Serial sections from a 24 wk human fetal kidney show SIX2 (A) and CITED1 (B) immunopositivity corresponding to the cap mesenchyme. Magnification = 20X. Double immunofluorescence on a 16 wk human fetal kidney demonstrates SIX2 (C) and CITED1 (D) positivity in the cap mesenchyme (E, merged image). Magnification = 20X.

Figure 4

Double immunofluorescence co-localizes SIX2 (A, E) and CITED1 (B, F) within the blastema of favorable histology WT. Individual cells within the tumor blastema are heterogeneous with respect to SIX2 and CITED1 intensity (D, H). An area of aggregated blastema is negative for SIX2 and CITED1 (G, asterix; Bl = blastema, St= stroma). Co-localization of SIX2 (I, M) and CITED1 (J, N) in unfavorable histology WT (L, P merged images). Areas of epithelial differentiation (K, asterix) may be either positive for SIX2 or CITED1 (L), or negative (O, Ep) depending on the tumor or region within a given tumor.
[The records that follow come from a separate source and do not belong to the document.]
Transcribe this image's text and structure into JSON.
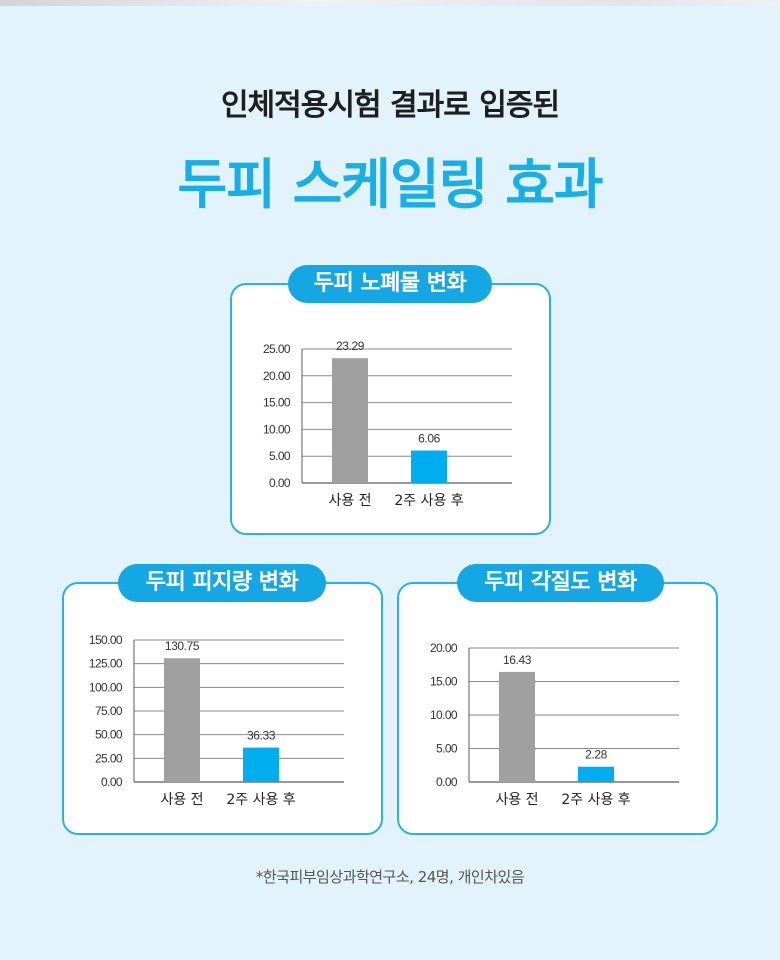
{
  "header": {
    "subtitle": "인체적용시험 결과로 입증된",
    "title": "두피 스케일링 효과"
  },
  "colors": {
    "accent": "#15a7e3",
    "bar_before": "#a0a0a0",
    "bar_after": "#00aeef"
  },
  "chart_data": [
    {
      "type": "bar",
      "title": "두피 노폐물 변화",
      "categories": [
        "사용 전",
        "2주 사용 후"
      ],
      "values": [
        23.29,
        6.06
      ],
      "value_labels": [
        "23.29",
        "6.06"
      ],
      "yticks": [
        "0.00",
        "5.00",
        "10.00",
        "15.00",
        "20.00",
        "25.00"
      ],
      "ylim": [
        0,
        25
      ],
      "grid": true
    },
    {
      "type": "bar",
      "title": "두피 피지량 변화",
      "categories": [
        "사용 전",
        "2주 사용 후"
      ],
      "values": [
        130.75,
        36.33
      ],
      "value_labels": [
        "130.75",
        "36.33"
      ],
      "yticks": [
        "0.00",
        "25.00",
        "50.00",
        "75.00",
        "100.00",
        "125.00",
        "150.00"
      ],
      "ylim": [
        0,
        150
      ],
      "grid": true
    },
    {
      "type": "bar",
      "title": "두피 각질도 변화",
      "categories": [
        "사용 전",
        "2주 사용 후"
      ],
      "values": [
        16.43,
        2.28
      ],
      "value_labels": [
        "16.43",
        "2.28"
      ],
      "yticks": [
        "0.00",
        "5.00",
        "10.00",
        "15.00",
        "20.00"
      ],
      "ylim": [
        0,
        20
      ],
      "grid": true
    }
  ],
  "footnote": "*한국피부임상과학연구소, 24명, 개인차있음"
}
A–D magnification = 20X; E–P magnification = 40X.

Figure 5

Boxplot representation of SIX2 and CITED1 demonstrates ubiquitous expression across samples grouped by tumor stage (A), histology (B), and treatment outcome (C; failure = relapse or death). (D) Western blots for SIX2 and CITED1 in favorable histology (FH) and unfavorable histology (UH) WT specimens confirm ubiquitous expression, yet variability among samples. The CITED1 band at 27 kDa was utilized for densitometry and ran at same molecular weight as MCF7 positive control. Lower panels depict positive and negative controls (MCF7 = MCF7 cell lysate; COS = COS cell lysate; MFK = e18.5 mouse fetal kidney; CMN = congenital mesoblastic nephroma; VUWT = Wilms tumor).